Thermal Comfort and Optimum Humidity Part 1

M. V. Jokl


The hydrothermal microclimate is the main component in indoor comfort. The optimum hydrothermal level can be ensured by suitable changes in the sources of heat and water vapor within the building, changes in the environment (the interior of the building) and in the people exposed to the conditions inside the building. A change in the heat source and the source of water vapor involves improving the heat - insulating properties and the air permeability of the peripheral walls and especially of the windows. The change in the environment will bring human bodies into balance with the environment.
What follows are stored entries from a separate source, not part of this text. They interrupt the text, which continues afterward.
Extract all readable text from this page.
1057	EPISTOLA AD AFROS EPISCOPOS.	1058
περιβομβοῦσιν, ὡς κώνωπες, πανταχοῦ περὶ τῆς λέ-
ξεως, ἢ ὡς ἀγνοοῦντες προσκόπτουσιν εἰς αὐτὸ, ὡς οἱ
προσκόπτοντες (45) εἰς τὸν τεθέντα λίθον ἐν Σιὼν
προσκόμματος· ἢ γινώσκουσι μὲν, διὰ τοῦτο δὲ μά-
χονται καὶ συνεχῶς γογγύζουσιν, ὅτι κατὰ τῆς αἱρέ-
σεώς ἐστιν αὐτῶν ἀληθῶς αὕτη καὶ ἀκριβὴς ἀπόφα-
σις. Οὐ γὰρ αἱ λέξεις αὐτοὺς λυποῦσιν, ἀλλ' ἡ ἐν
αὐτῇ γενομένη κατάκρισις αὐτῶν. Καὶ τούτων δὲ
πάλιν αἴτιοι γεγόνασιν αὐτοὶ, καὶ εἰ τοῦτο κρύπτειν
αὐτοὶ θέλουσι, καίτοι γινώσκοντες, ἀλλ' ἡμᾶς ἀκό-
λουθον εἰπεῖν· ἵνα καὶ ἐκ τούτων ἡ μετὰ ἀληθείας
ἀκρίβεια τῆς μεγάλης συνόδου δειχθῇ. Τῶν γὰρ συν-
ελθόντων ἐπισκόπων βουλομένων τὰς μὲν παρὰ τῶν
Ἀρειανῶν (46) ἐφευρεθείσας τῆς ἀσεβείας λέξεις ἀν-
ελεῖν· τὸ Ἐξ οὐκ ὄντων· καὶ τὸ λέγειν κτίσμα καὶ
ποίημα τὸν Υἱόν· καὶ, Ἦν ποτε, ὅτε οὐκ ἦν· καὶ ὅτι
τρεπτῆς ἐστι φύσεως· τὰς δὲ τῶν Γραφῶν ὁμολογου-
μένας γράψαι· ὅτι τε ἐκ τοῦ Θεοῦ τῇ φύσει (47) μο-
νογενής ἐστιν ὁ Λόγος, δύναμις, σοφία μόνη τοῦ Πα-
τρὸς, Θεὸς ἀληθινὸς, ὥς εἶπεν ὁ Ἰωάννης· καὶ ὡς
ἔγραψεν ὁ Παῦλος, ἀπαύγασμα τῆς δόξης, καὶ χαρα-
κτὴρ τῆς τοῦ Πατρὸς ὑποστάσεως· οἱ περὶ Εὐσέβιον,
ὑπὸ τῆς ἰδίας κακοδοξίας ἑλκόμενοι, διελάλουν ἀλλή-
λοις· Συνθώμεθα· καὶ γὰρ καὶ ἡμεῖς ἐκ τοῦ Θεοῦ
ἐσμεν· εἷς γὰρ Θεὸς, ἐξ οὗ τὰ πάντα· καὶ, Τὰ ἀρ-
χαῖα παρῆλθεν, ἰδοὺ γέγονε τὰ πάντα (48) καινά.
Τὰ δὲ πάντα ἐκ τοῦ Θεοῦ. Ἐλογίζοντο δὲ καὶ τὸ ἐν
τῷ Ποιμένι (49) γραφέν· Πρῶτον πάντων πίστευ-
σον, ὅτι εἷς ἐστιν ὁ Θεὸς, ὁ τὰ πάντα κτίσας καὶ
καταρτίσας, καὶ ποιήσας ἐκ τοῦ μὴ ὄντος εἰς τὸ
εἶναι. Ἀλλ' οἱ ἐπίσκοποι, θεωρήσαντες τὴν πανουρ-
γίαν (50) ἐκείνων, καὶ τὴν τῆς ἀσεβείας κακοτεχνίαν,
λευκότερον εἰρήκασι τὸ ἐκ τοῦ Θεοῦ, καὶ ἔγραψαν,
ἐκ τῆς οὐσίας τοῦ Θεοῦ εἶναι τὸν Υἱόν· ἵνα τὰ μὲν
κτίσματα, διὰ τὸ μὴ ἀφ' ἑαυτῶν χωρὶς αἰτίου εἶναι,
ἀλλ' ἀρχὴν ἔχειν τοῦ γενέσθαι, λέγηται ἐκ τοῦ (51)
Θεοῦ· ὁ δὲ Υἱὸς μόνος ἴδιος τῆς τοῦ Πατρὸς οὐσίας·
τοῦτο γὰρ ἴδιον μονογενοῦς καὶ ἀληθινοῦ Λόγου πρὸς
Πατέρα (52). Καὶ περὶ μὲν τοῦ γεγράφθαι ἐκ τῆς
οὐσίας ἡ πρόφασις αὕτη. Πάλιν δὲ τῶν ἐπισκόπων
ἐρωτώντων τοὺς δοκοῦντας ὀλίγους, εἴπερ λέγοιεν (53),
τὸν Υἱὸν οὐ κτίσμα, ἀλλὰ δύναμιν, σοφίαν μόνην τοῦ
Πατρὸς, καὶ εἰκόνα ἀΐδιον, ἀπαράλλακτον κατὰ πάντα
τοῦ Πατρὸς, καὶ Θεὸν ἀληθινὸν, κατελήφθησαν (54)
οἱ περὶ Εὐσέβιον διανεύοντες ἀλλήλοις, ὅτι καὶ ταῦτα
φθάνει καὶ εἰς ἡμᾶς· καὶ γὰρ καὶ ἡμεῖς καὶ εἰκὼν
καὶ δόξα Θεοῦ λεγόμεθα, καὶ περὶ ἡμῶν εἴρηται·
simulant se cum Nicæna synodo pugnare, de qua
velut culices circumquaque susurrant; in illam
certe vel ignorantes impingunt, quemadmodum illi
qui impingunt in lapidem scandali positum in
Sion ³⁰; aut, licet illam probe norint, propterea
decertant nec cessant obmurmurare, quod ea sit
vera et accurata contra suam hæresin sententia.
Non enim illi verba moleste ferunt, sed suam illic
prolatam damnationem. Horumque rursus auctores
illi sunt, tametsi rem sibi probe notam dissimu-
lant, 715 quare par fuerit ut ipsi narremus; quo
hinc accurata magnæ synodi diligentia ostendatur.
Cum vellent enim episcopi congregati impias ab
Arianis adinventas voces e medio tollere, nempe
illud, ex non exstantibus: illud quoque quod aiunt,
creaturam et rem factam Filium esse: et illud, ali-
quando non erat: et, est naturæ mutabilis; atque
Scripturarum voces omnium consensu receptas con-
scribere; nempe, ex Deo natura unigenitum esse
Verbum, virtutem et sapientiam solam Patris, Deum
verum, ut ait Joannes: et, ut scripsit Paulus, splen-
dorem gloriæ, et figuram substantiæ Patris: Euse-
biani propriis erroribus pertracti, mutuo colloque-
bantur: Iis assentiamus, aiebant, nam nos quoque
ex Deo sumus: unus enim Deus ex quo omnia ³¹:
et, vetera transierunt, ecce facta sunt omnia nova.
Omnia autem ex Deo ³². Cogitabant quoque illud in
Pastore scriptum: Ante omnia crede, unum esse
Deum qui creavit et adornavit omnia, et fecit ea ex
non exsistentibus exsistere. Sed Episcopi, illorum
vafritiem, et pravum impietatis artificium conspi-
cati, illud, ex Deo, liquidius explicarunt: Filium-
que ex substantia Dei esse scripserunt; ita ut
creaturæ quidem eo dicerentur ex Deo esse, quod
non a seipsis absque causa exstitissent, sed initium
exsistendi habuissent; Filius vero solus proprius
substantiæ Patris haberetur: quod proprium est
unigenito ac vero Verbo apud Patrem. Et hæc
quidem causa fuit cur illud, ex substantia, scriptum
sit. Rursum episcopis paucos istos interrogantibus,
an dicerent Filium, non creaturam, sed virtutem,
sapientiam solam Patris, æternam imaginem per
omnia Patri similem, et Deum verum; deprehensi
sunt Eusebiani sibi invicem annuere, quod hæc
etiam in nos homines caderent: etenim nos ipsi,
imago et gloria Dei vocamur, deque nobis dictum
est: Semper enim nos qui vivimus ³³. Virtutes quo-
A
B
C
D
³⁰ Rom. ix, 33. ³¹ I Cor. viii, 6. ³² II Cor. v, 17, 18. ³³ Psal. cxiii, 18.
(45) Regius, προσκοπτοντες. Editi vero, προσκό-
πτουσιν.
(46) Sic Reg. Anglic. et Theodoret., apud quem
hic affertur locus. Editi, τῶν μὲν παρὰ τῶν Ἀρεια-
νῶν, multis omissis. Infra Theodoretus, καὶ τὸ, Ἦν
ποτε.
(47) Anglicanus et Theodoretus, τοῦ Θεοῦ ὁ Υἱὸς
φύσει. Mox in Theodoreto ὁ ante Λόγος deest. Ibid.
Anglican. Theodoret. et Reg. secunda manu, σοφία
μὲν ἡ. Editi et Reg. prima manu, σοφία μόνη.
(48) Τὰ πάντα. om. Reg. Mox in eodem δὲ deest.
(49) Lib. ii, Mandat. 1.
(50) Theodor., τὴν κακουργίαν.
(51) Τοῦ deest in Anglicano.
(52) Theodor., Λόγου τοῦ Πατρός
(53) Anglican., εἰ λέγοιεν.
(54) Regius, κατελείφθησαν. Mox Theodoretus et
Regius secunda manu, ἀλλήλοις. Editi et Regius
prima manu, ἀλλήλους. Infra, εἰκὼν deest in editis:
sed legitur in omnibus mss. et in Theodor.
This can be expressed in terms of an optimum or at least an acceptable globe temperature, an adequate proportion of radiant heat within the total amount of heat from the environment (defined by the difference between air and wall temperature), uniform cooling of the human body by the environment, defined a) by the acceptable temperature difference between head and ankles, b) by acceptable temperature variations during a shift (location unchanged), or during movement from one location to another without a change of clothing. Finally, a moisture balance between man and the environment is necessary (defined by acceptable relative air humidity). A change for human beings means a change of clothes which, of course, is limited by social acceptance in summer and by inconvenient heaviness in winter. The principles of optimum heating and cooling, humidification and dehumidification are presented in this paper.Hydrothermal comfort in an environment depends on heat and humidity flows (heat and water vapors), occurring in a given space in a building interior and affecting the total state of the human organism.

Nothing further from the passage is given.